There's the tipping point when your children take over. When they become smarter than you. I mean literally smarter, not just smart alec smarter. There's a point when children take in all the queues of the world and process them faster and better than their elders. When does that happen?
Tonight, in our nightly rounds of driving to and fro around town, Boy Child to karate, Girl Child from public cheerleading club to private cheerleadering club, I sat in the back seat of my own vehicle. Tonight, in our nightly rounds of driving miles and miles, hours after an early morning rise and a full day's work, Girl Child drove. She sat in the driver's seat, pushed the peddles, and steered. She dropped her brother off to karate and since she is at the helm with a learner's permit, a licensed driver, aka me, had to be there. I sat in the back.

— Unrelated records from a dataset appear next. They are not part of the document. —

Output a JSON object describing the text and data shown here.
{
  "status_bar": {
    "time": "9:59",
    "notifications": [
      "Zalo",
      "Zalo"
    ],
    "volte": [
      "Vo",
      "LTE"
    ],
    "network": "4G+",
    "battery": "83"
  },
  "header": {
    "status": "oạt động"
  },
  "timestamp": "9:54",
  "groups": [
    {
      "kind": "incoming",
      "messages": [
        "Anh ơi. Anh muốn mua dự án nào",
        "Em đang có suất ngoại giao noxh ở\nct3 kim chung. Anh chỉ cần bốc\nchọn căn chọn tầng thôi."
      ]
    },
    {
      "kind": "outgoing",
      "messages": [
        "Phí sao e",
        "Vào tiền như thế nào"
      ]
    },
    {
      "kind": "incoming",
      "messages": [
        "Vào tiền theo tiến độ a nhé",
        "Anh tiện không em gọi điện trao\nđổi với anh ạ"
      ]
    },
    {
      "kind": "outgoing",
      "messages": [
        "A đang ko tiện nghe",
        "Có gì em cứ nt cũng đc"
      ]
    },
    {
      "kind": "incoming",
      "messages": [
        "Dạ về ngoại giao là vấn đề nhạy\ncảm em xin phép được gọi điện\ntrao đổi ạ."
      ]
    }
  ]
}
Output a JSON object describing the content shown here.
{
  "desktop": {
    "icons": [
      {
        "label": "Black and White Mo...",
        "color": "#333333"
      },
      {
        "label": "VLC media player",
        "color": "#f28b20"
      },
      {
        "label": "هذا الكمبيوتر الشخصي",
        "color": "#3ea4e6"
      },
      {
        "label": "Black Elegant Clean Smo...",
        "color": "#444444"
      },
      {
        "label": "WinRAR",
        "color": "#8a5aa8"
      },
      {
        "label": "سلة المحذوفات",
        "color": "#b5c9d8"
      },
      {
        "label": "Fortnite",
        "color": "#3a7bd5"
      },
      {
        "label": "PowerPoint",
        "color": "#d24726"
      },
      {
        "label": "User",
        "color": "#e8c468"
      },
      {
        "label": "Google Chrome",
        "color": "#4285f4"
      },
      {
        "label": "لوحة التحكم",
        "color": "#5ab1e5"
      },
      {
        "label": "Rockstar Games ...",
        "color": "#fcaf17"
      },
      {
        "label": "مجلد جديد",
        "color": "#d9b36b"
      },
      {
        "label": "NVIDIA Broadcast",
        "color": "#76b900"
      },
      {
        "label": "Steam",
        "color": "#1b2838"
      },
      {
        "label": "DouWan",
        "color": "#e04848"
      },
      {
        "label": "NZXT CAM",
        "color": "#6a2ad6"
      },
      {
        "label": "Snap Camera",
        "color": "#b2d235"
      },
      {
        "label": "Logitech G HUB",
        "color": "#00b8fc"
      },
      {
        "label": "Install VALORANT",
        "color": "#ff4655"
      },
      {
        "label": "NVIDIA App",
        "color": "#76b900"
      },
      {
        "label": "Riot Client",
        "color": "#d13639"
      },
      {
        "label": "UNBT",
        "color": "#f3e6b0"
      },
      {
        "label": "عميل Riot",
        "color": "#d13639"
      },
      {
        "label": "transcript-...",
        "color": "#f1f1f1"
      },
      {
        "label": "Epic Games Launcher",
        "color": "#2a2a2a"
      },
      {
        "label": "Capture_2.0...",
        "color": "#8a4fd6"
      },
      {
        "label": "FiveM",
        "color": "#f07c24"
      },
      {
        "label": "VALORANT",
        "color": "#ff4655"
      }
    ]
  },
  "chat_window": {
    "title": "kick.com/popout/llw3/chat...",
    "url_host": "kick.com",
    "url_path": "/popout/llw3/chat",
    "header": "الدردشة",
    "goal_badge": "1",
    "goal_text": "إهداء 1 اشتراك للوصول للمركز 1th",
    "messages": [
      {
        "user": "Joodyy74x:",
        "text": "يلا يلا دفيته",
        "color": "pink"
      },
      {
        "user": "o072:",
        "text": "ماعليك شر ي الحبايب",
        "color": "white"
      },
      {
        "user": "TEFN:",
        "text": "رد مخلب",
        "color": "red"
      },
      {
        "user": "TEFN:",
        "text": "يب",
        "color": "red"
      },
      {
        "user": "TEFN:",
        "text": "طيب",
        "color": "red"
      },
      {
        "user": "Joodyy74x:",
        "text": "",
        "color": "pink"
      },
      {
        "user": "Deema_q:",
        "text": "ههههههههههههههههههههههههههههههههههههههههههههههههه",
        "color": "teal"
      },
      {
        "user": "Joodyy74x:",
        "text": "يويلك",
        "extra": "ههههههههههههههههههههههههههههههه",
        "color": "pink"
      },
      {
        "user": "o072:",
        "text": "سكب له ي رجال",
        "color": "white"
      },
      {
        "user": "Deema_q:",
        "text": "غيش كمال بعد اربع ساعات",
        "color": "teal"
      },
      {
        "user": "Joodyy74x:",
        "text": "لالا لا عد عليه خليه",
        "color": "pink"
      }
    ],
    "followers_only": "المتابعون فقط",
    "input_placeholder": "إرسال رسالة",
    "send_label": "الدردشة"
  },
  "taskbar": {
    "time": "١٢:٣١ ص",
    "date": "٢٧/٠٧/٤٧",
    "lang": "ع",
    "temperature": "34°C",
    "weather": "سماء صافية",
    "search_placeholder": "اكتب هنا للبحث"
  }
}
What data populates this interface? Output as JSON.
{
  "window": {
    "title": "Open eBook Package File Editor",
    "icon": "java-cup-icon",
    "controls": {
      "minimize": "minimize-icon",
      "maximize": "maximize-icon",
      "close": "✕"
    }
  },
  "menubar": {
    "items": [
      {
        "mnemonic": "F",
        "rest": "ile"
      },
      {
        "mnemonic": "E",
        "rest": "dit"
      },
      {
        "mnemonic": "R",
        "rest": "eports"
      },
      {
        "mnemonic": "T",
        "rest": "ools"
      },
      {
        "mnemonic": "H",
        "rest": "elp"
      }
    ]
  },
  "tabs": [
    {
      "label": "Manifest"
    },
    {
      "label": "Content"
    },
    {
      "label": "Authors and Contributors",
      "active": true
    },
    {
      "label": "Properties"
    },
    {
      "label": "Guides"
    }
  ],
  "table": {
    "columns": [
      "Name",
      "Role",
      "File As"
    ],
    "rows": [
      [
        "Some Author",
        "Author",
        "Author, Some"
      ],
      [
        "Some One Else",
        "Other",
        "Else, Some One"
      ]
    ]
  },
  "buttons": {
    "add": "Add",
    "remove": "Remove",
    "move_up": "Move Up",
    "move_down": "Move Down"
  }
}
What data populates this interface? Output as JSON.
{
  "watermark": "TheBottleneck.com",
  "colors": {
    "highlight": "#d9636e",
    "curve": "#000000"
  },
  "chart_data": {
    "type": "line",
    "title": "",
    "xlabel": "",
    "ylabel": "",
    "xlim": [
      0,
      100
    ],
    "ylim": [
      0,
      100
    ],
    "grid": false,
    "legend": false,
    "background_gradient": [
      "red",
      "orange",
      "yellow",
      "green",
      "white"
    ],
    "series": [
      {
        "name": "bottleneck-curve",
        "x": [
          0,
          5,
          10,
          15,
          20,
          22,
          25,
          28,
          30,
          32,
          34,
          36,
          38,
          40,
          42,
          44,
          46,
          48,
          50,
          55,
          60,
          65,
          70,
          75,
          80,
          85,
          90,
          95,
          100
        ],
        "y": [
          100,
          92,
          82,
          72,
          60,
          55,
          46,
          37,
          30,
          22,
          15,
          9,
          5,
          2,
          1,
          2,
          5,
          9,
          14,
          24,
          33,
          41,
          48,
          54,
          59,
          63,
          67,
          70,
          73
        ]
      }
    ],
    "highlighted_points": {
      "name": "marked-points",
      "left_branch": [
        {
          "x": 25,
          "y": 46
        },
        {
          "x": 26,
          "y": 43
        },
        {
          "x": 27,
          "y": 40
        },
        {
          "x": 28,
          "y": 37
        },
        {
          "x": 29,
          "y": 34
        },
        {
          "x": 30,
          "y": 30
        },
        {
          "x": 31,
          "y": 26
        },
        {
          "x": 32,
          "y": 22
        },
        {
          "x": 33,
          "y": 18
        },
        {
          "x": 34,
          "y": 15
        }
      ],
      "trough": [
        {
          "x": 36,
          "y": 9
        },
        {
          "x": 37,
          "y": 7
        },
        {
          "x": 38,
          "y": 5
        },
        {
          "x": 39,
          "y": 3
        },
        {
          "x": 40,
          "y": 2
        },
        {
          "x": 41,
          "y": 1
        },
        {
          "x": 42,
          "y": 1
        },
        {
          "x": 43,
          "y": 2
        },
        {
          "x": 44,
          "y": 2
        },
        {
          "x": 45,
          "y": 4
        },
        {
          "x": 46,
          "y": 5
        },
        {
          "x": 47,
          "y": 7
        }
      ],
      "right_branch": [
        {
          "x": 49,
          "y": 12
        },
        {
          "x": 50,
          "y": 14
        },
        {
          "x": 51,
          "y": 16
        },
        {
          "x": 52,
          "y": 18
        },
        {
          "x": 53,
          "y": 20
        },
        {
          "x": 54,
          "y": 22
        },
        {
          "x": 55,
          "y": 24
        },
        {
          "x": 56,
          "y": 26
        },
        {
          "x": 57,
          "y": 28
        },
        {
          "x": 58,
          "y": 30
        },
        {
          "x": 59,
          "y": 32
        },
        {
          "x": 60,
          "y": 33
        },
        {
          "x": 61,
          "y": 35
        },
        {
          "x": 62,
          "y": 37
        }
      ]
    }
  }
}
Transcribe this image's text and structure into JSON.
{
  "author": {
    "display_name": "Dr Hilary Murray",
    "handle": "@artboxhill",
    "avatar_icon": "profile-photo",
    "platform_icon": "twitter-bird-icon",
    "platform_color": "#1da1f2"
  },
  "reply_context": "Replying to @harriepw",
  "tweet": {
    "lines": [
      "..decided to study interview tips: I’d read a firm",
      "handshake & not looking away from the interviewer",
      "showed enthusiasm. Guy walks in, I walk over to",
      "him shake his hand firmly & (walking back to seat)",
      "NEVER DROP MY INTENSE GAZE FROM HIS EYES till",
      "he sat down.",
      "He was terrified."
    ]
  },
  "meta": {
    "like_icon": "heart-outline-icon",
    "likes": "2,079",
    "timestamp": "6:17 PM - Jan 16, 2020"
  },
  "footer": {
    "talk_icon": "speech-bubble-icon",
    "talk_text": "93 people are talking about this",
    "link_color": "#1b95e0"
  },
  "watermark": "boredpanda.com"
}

And I liked it. I watched the trees and houses and stars out the side window float by in the January early evening dark. Momentary thoughts of panic such as, "Dear God, a child is driving this death trap and I'm in it," I calm myself with a line I heard from my brother-in-law last summer, Amanda's a good driver, she'll do fine. It's funny how it takes someone else to tell you these things instead of trusting your own instincts, or your child's history. I trust my brother-in-law and so I take this statement to heart even now. I tell myself over and over, as a matter of fact yes, my kid is a good driver because someone else told me she was. (It's kind of like the opposite of the parental kiss of death. That's when the parent says X or Y is good or bad, and so the child instantly believes in the utter opposite.)
I'm safe in the back seat. I don't need to pay attention to the driving ahead. Passenger advise not needed.
The back seat is lovely.
That tipping point goes the other way too. When your parents become smarter than you. When all your wise acre smooth operations evaporate into thin air. When your elders know more than you do, they are unlike teenagers because they keep quiet about it. They sit back and let you discover it for yourself. Maybe secretly laugh (which they deserve). I'm pretty sure my Mom is smarter than me, and I'm also sure my daughter knows more than I do. In fact, I've decided I know nothing. I'm at the place in the middle when I'm just trying to get through the day. If there's any discernment at all, I'm discerning which old information to keep and which to toss. I'm realizing that my judgement isn't so good. How do you fill out a bank deposit slip? I don't know, my brave new world is automated. I actually watched a You Tube video tonight to answer that question because I was unable to help my daughter, who is coordinating the cheerleading (public) sweatshirt purchase. (Lesson learned: It's way funner to create the print design than to collect the money, aka harass a group of people who said they wanted to buy it to actually turn in their cash. An age old truth. Don't think I've never been guilty. You?)
Earlier tonight, in dropping off Girl Child to private cheerleading gym, when I was sitting in the backseat like a chauffeured Miss Daisy, because the Boy had long before been dropped off at his destination and I was too settled to move to the front, I was asked to just let the Girl get out of the car as though she had driven to the gym by herself. Fine by me. Truth be told, I sat in the quiet of the back seat for a good ten minutes in the parking lot. Doing nothing. If anyone was watching they would have totally believed that the Girl had driven her own car, and that the vehicle was empty and waiting.
Now is my time to sit in the back.
Thanks so much for coming over the bleeding heart blog. I thank you so much. And if you're the praying type, I ask that you include my deadlines in your prayers. I got a lot of them. (Hence my fascination with the anonymous back seat.)